C.- A raison de ces faits, C.________ a déposé le 30 juin 1998, auprès du Procureur général du canton de Genève (ci-après, le Procureur général), trois plaintes contre les interventions de la police, au sens de l'art. 114A du Code de procédure pénale genevois (CPP gen.), valant aussi plaintes pénales pour arrestations et détentions illicites. Il concluait à la constatation de la violation des art. 17, 20 et 24 de la loi genevoise sur la police du 26 octobre 1957 (LPol), à la constatation de l'illicéité de ses arrestations et détentions prolongées successives, à l'allocation d'une indemnité équitable de 3'000 fr., à la destruction du matériel photographique et dactyloscopique recueilli lors de ses interpellations et à l'ouverture d'une instruction pénale.
 
Par ordonnance du 29 juillet 1999, notifiée le 5 mai 2000, le Procureur général a classé les plaintes pénaleset a constaté pour le surplus que les art. 16 à 22 LPol n'avaient pas été violés.
 
C.________ a recouru le 16 mai 2000 contre cette décision auprès de la Chambre d'accusation du canton de Genève (ci-après, la Chambre d'accusation ou la cour cantonale) en invoquant le non-respect des exigences de notification et de motivation de l'art. 114B al. 1 CPP gen. ainsi que la violation des art. 17 et 20 LPol et 116 CPP gen. Il concluait notamment à titre subsidiaire à la production de la procédure pénale P/5360/1998 ouverte sur ordre du Procureur général à la suite de sa deuxième interpellation au Parc des Cropettes.

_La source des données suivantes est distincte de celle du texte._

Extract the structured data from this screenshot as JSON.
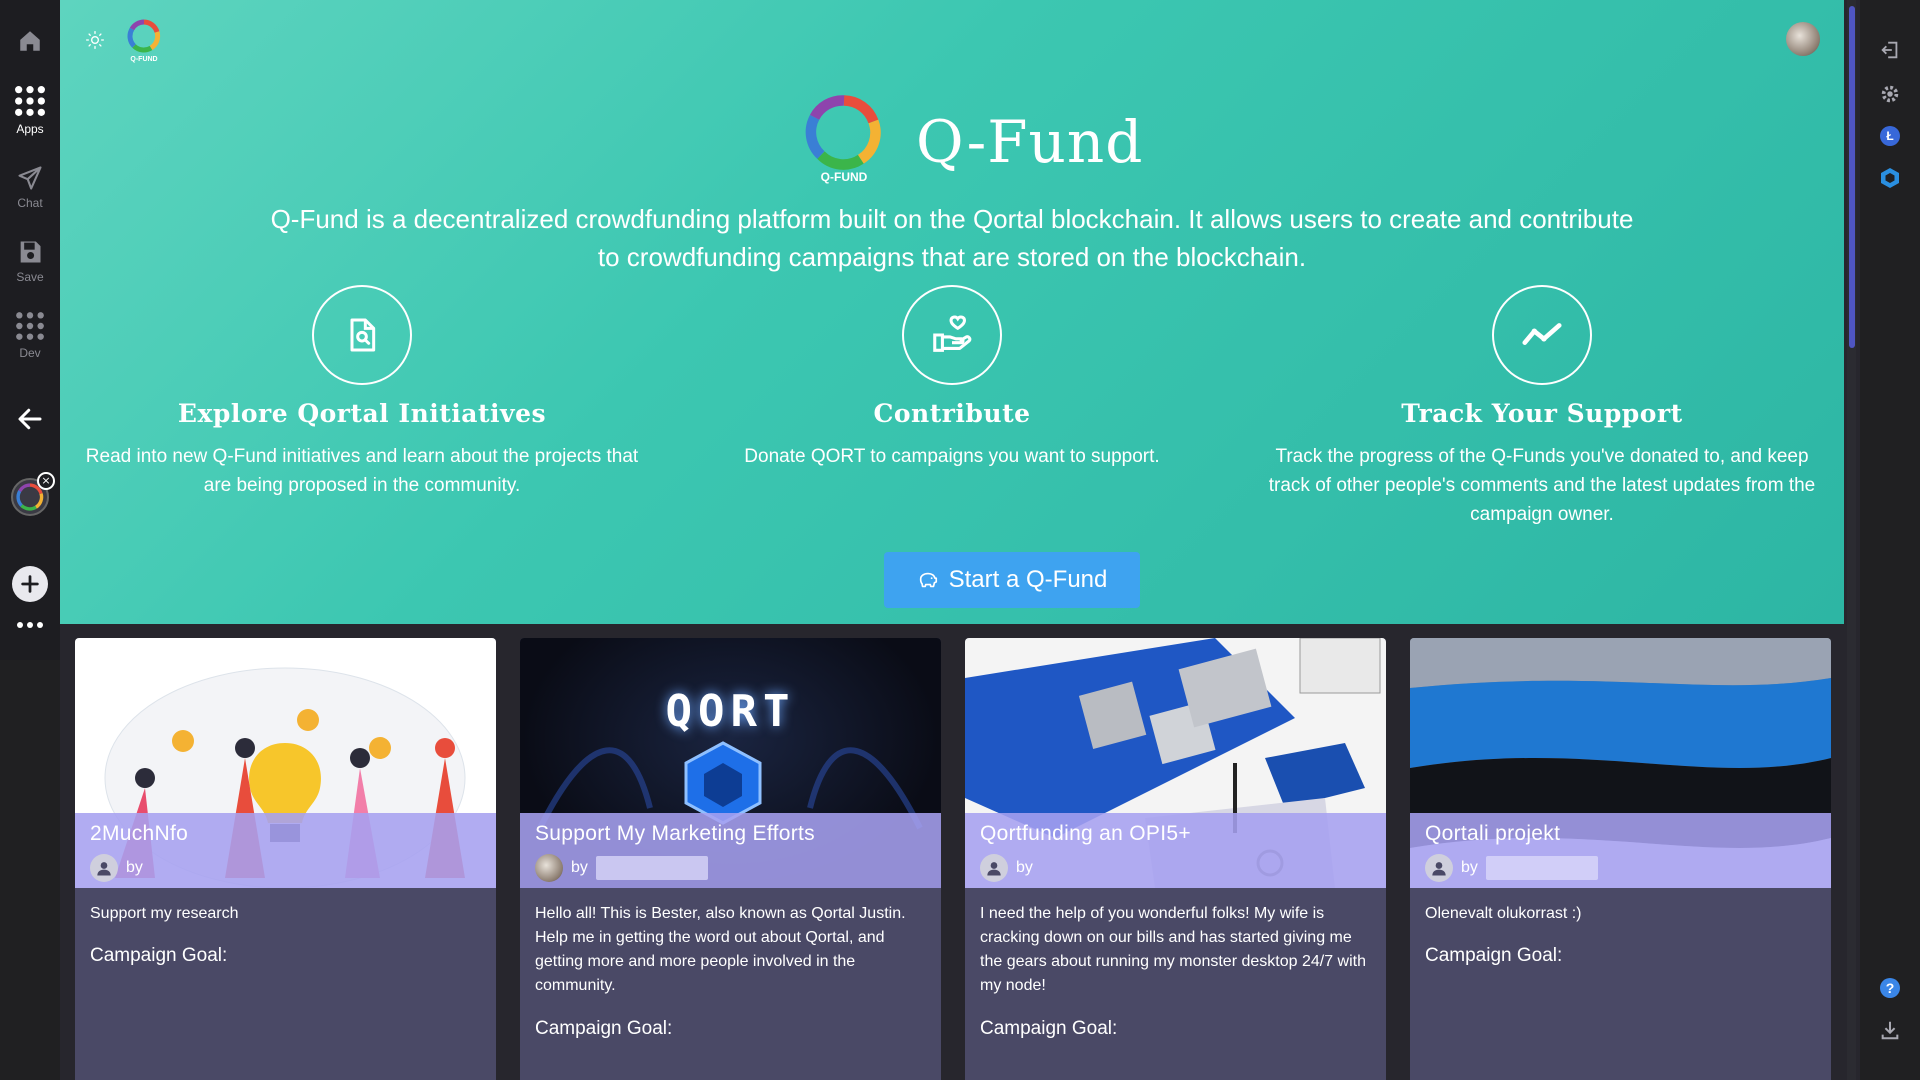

A l'audience de plaidoiries du 21 juin 2000, il a requis, outre son audition, l'apport au dossier du procès-verbal de son interrogatoire par la police et des enquêtes de la gendarmerie le concernant.
 
Statuant par ordonnance du 3 juillet 2000, la Chambre d'accusation a rejeté le recours et confirmé la décision attaquée.
Elle a considéré que la motivation unique de l'ordonnance de classement, malgré le dépôt de plusieurs plaintes, était suffisante pour que C.________ puisse utilement faire valoir ses droits devant elle et a rejeté en conséquence la conclusion subsidiaire du recours tendant à ce que le Procureur général motive succinctement sa décision après avoir recueilli les observations écrites du Chef de la police.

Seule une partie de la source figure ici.